In 2008, a rare screening of the Saudi comedy film "Manahi" in Jeddah raised hopes -- that were eventually dashed -- that a then three-decade ban on cinema in the kingdom could be lifted.

Story highlights

  • Saudi Arabia's "Vision 2030" program promises a wave of cultural reforms in order to diversify the kingdom's oil-dependent economy
  • The establishment of the General Entertainment Authority had sparked hopes cinema would be unbanned in Saudi as part of the reforms
  • But the Grand Mufti Sheikh Abdul Aziz Al Sheikh subsequently ruled out this option, marking cinema as a "red line" issue

Haifaa al-Mansour is a Saudi Arabian film director. Her debut feature "Wadjda" was the first feature film shot in Saudi Arabia, and the first by a female director. It was submitted by Saudi Arabia in the Best Foreign Language Film category at the 86th Academy Awards.

(CNN)This week marked the end of another period of prolonged excitement about the possibility of re-opening cinemas in the Kingdom of Saudi Arabia, which have been banned since the 1980s.

My hopes in this area have been crushed countless times before. But my optimism had been reignited by the recent establishment of the General Entertainment Authority, as part of Saudi Arabia's "Vision 2030" program, which promises a wave of cultural reforms intended to diversify the kingdom's oil-dependent economy.
    Film director Haifaa al-Mansour.
    As a filmmaker, I bristled with anticipation. I thought of the day in 2012 when the Saudi Arabian Society for Culture and Arts attempted to host a screening of my film "Wadjda" at a small venue in Riyadh to help it qualify for the Academy Awards.
    It was the first film ever shot in the Kingdom, and I was so proud to share it with a Saudi audience.
    A still from the film "Wadjda", about an 11-year-old girl who dreams of owning a green bicycle.
    But I watched helplessly on social media as bystanders posted videos of bearded men descending on the venue to shut it down.
    We held other screenings in the German and American embassies, but it felt like a dream deferred.
    This time felt different. Like we had moved on.
    Wouldn't opening movie theaters be a natural part of any plan to increase domestic entertainment options in a country where people spend most of their time indoors?
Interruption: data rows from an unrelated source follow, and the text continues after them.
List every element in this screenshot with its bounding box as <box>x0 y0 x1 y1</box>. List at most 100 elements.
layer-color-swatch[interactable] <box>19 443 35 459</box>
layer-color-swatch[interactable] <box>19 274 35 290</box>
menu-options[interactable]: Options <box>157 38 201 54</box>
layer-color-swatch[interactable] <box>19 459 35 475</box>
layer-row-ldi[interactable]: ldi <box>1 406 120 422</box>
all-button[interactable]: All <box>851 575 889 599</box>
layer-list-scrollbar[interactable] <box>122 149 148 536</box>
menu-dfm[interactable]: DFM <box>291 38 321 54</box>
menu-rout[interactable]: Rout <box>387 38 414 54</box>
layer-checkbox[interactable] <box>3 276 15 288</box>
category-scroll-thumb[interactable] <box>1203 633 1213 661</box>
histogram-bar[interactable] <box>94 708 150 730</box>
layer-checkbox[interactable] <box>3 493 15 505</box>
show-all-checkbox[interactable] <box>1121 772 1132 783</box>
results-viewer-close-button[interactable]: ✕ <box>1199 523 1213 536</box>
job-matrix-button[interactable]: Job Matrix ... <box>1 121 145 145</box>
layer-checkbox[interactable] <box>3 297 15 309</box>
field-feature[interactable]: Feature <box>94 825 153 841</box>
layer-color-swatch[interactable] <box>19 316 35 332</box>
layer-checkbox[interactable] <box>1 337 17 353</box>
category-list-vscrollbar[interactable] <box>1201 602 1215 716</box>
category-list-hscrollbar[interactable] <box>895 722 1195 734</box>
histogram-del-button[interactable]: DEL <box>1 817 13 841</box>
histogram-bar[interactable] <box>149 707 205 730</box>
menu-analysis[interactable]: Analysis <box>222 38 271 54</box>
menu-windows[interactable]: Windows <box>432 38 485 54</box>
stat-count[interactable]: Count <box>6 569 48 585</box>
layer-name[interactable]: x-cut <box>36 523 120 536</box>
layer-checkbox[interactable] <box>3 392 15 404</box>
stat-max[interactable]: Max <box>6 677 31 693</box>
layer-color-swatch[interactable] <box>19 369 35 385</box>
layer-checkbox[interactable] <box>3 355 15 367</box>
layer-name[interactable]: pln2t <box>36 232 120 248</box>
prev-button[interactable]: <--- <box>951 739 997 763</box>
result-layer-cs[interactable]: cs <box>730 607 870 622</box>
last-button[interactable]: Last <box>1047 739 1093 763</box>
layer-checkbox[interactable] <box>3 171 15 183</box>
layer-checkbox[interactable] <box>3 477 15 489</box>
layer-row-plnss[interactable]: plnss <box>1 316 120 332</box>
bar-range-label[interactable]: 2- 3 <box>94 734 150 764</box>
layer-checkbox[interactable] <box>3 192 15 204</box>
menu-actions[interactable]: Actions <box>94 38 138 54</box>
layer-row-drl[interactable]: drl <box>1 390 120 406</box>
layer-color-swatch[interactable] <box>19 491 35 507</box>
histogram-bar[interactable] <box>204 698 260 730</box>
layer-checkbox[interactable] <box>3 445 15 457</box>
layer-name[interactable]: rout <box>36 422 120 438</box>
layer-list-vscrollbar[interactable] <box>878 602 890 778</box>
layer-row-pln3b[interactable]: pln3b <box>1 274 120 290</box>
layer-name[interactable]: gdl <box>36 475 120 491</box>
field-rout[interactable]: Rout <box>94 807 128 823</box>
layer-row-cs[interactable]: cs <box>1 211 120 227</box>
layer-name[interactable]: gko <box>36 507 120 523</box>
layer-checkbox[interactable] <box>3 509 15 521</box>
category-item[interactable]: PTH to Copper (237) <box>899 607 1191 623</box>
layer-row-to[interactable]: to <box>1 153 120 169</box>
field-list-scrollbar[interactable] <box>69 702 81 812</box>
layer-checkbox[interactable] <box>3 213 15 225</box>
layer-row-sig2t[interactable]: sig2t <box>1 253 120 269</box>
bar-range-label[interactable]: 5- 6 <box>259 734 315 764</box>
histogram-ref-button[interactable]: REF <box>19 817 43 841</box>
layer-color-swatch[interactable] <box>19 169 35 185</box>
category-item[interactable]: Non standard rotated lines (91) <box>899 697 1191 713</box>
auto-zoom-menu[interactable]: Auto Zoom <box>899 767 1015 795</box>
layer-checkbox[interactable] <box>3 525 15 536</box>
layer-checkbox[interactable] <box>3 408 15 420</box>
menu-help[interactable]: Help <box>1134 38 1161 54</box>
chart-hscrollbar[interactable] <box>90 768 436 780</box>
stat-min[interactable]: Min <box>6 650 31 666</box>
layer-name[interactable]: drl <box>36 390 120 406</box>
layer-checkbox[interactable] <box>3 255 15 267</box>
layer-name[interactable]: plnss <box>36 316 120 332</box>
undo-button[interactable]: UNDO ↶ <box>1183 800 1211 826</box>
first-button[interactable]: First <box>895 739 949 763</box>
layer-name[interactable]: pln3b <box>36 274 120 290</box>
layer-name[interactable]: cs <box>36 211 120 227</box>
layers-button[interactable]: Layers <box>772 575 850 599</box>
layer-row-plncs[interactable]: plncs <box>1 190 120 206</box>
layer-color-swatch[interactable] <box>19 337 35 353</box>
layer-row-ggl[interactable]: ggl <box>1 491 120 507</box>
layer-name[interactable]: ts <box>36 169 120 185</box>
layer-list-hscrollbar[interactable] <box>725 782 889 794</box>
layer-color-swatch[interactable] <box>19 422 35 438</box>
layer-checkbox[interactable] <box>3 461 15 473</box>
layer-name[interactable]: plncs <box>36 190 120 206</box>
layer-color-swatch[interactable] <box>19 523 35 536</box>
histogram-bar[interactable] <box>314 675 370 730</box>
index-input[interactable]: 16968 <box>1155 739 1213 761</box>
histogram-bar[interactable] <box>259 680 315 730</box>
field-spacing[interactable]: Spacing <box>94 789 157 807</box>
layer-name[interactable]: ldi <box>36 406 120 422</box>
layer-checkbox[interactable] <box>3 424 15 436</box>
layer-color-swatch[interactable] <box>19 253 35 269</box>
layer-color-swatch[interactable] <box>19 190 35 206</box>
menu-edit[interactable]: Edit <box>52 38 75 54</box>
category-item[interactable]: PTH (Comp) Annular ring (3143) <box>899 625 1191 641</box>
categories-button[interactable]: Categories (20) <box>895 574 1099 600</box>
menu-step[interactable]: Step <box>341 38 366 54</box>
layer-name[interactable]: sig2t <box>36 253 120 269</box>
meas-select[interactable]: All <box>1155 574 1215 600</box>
Does any other country in the world offer a more captive audience?
    It could not only prove to be a huge local industry, but also could be easily controlled to fit our culture.
    So why is it even an issue?

    An "immoral" threat to traditional values

    After weeks of hope, the declaration by Grand Mufti Sheikh Abdul Aziz Al Sheikh -- the most senior and influential Muslim religious and legal authority in Saudi Arabia -- that cinemas (along with concerts) were "immoral" and a threat to traditional values once again broke my heart.
    His comments proved that cinemas remain one of the two "red line" issues within Saudi Arabia that transcend rational discourse.
    Along with the issue of women driving, opening movie theaters remains an "all or nothing" symbolic issue that we just can't seem to get past.
    Despite the many, positive changes that I have witnessed sweeping the country, with women now working everywhere from the malls to the Shura council, for example, and the great strides we have made in modernizing and adapting to the modern age, we seem doomed to be known internationally as "a country where women still cannot drive and movie theaters are still illegal."

    Women banned from driving

    Preventing women from driving is a pretty straightforward issue.
    While arguably less critical than issues of guardianship or legal representation for women (many legal matters require the approval of a male guardian), it is the one most easily understood internationally as oppressive to the lives of Saudi women.
    Conservatives see driving as the final firewall against female empowerment. Controlling our physical mobility is the foundation for all other forms of their oppression.